– Какого же ты мнения о своем новобранце! – усмехнулся я, будто такая мысль не приходила, пусть и на секунду, мне в голову. – Своим недоверием ты портишь весь командный дух, наставник!

– Доверяй, но проверяй, – парень пихнул мне в руки масел-фонарь, подталкивая к лестнице. – Так Табита говорит.

– А может, к черту это дельце? – попытался я. – Найдем кабак поукромнее, закажем пива. Никто ж не проверит, если…

– Спускайся давай, дядя, – Лих вдруг необычно строго насупил брови. Ладонь его легла на эфес шпаги. – Или типа… Сираль тебя спустит.

– Полегче, парень! – шагнул к ступеням я, немного оторопев. Не думал, что пацан способен прижать меня к стенке, но дальше проверять не хотелось. По крайней мере, пока Нечистый не придет в себя. – Чуешь этот душок, дружище? В воздухе повеяло знакомым сволочизмом. Как от твоей сестренки.

– Полезай, говорю, – процедил Лих. – Не заставляй наставника ждать.

– Ладно тебе, наставничек, не сердись. Это же шутка-прибаутка Бруга! – я шагнул в темноту, и фонарь лизнул сырые камни колодца. Дна было не видать.

– То-то же, – надменно хмыкнул Лих, совсем по-надзирательски нависнув надо мной. – Будешь знать, как задирать цеховика.

– Уж буду знать, – согласился я. А шепотом добавил, зло обнажив зубы. – Пижон хренов.


***

Запах сырости, плесени и тухлой воды. Добавь к нему капанье с потолка, писк потревоженной крысы – и вот тебе бехровский отстойник. Почти бесконечный туннель, куда с поверхности стекает мерзость городских улиц. Здесь чертовски темно – даже для меня – и остается только гадать, что за зловонная жижа хлюпает под ногами. Но оно и к лучшему, что не видно деталей… Даже Лих, кажется, специально держит масел-фонарь повыше: дрожащий свет скользит по лоснящимся стенам, гладит поросли чего-то противного, прикипевшего к потолку клубками мокрых ниток… Но под ноги – ни-ни! Рассмотришь вдруг, в чем вязнут башмаки; разглядишь, что наступил вовсе не на мертвую крысу – и прощайте утренние миксины, так уютно осевшие в желудке!

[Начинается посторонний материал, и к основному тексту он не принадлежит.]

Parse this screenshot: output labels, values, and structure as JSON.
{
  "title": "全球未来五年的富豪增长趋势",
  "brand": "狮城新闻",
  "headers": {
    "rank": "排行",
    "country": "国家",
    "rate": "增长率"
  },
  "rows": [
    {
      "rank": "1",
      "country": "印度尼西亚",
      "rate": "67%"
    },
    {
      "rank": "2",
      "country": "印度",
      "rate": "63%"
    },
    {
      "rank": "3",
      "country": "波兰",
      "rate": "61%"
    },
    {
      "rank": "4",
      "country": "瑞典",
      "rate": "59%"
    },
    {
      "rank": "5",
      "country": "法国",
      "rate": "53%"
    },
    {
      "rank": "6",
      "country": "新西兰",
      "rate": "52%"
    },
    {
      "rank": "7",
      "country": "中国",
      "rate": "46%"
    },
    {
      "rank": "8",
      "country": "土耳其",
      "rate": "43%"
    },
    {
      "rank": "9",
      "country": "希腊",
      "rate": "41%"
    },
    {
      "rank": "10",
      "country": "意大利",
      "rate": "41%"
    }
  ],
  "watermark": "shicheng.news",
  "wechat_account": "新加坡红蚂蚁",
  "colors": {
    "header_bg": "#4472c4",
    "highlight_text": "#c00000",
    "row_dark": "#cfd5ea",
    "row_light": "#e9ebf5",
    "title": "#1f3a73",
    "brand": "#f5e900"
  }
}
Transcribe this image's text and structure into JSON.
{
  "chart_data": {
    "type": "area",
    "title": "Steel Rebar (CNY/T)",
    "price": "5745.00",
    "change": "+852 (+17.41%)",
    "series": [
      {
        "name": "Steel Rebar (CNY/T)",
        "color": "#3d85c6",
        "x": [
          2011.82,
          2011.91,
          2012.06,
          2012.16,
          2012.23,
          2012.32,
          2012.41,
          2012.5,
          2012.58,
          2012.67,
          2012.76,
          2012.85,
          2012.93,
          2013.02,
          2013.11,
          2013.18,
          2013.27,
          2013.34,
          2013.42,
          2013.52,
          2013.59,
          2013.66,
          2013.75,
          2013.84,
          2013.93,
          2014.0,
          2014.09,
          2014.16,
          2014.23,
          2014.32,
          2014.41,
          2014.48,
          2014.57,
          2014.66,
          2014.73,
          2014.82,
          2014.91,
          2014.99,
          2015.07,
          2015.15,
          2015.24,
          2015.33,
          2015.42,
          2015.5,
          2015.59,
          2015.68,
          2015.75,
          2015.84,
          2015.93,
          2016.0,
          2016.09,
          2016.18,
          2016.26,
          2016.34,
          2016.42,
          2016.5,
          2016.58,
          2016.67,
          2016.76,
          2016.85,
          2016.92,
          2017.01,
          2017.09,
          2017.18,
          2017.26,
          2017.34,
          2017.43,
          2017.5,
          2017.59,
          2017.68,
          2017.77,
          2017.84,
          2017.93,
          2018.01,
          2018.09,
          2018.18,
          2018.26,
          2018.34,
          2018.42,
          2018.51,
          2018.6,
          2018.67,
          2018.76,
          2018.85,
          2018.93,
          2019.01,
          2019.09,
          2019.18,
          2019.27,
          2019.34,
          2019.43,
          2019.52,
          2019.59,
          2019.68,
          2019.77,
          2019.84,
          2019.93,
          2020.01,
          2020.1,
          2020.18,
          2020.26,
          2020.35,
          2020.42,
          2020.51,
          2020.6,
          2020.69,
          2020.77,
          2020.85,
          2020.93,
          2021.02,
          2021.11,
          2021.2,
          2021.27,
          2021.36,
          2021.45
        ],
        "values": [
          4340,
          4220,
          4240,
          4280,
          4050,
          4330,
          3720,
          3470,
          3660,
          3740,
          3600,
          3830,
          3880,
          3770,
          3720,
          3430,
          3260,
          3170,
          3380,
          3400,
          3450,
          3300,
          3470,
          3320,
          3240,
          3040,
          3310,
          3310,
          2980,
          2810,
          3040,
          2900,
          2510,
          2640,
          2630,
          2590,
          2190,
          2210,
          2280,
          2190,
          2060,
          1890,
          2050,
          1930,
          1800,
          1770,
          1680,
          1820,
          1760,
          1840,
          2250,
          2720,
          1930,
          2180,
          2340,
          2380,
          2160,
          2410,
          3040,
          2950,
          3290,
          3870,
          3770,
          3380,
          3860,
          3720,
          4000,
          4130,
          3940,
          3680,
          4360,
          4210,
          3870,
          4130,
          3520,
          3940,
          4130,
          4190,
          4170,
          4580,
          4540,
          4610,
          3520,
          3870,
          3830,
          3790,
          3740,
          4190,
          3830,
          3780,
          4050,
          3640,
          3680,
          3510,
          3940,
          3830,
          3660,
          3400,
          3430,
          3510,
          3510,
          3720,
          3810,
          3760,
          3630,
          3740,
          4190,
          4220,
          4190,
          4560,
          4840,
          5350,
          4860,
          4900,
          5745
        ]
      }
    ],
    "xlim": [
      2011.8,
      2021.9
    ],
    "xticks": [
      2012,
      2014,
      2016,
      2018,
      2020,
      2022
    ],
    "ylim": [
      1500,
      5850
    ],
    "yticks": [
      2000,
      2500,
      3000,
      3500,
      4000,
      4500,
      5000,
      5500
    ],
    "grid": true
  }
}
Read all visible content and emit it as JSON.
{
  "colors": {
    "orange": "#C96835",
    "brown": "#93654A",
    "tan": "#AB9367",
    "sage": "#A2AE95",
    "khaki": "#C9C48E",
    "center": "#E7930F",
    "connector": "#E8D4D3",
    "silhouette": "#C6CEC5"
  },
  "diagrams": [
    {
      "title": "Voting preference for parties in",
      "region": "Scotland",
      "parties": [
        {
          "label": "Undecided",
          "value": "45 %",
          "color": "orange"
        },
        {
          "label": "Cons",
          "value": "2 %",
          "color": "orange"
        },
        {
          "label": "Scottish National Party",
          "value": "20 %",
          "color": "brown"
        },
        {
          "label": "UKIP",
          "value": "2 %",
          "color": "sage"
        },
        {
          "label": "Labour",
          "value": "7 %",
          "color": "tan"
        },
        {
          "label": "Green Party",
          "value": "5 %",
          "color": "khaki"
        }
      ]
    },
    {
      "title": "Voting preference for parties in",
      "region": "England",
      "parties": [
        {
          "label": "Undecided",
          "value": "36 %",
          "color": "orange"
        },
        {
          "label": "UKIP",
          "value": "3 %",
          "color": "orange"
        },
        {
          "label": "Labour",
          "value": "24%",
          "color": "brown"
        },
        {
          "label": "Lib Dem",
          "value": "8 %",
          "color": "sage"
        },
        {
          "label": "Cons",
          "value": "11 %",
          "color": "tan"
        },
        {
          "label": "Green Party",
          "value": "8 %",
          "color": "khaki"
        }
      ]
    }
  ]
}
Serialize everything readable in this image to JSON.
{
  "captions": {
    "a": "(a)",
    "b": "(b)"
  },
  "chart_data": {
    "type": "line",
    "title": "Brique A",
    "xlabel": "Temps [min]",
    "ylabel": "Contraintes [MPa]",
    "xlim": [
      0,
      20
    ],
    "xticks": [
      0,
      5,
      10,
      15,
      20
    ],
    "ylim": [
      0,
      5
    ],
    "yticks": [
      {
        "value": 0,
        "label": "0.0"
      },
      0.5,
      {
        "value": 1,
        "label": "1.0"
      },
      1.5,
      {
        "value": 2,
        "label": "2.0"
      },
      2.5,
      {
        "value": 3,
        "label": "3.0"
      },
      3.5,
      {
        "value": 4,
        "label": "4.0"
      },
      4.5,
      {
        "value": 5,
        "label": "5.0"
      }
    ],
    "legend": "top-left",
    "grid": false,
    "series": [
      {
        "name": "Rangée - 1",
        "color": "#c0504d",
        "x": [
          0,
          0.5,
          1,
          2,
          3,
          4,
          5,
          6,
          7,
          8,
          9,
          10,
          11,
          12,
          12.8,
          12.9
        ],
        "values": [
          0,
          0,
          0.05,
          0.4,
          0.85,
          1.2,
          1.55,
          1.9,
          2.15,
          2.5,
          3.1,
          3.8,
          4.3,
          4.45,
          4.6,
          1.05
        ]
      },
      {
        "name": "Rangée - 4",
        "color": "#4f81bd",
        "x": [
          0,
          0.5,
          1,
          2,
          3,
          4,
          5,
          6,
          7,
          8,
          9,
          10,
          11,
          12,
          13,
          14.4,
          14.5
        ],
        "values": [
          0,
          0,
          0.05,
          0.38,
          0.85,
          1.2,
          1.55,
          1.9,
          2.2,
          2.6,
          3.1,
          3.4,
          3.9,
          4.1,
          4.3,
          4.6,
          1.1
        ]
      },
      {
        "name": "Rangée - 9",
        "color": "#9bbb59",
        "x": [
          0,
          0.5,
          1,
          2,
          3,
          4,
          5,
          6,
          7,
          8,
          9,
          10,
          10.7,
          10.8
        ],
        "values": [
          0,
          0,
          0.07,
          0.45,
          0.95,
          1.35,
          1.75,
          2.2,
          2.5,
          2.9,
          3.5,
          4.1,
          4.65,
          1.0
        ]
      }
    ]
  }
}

Сейчас я сам чувствую себя миксиной. Вымокшей, выпачкавшейся, одуревшей от вони. Черт знает, чем они живут и в каких каналах водятся, но отстойник – самое подходящее место для такого рыбочервяка.

На липких стенах коллектора поблескивают слизни, кишащие меж кирпичей. Жирные, неопределенного цвета, они сползаются в целые желейные стада вокруг полукруглых прогалин – туннелей поменьше. Туннели перекрыты решетками, старыми и ребристыми от ржавчины, и сквозь рыжие прутья течение приносит сточные воды. Не жидкие, но и не вязкие, они хлещут натужными толчками: как будто туннели простужены и прокляты вечно сморкаться.

Хлам, помои и дикая вонь – вот она вся, изнанка бехровского лоска.

Нога вдруг путается в чем-то, и я, чтобы не упасть, шлепаю подошвой по жиже. Брызги летят в стороны – и Лих грязно ругается.

– Можно поаккуратнее?! – шипит он, осматривая свои модные бриджи. Чуть ниже колена, на темно-синей ткани, кажущейся почти черной в сумраке подземелья, мокро блестит. Парня передергивает, и масел-фонарь скрипит в его ладони.

– А чем ты думал, дружище, одеваясь как на свиданку? – огрызаюсь я, ощущая, как что-то холодное и липкое затекает в башмак.

– А как еще-то? – Лих пытается оттереть пятно, но только сильнее размазывает, марая пальцы. Поднеся их к носу, он сдавленно кашляет – совсем как кот, наглотавшийся шерсти. – Что мне, в комбезе идти? Типа по городу?!

– Как будто комбез будет хуже твоих обшварканных шмоток, – я оставляю его позади, стараясь не замечать, как хлюпает в башмаке. – Или обратно ты не через город собираешься?

– Ой, да иди ты! – бросает Лих мне вслед. И это вместо справедливого «извини, Бруг, ты мудрец, а я просто не подумал, потому что тупой».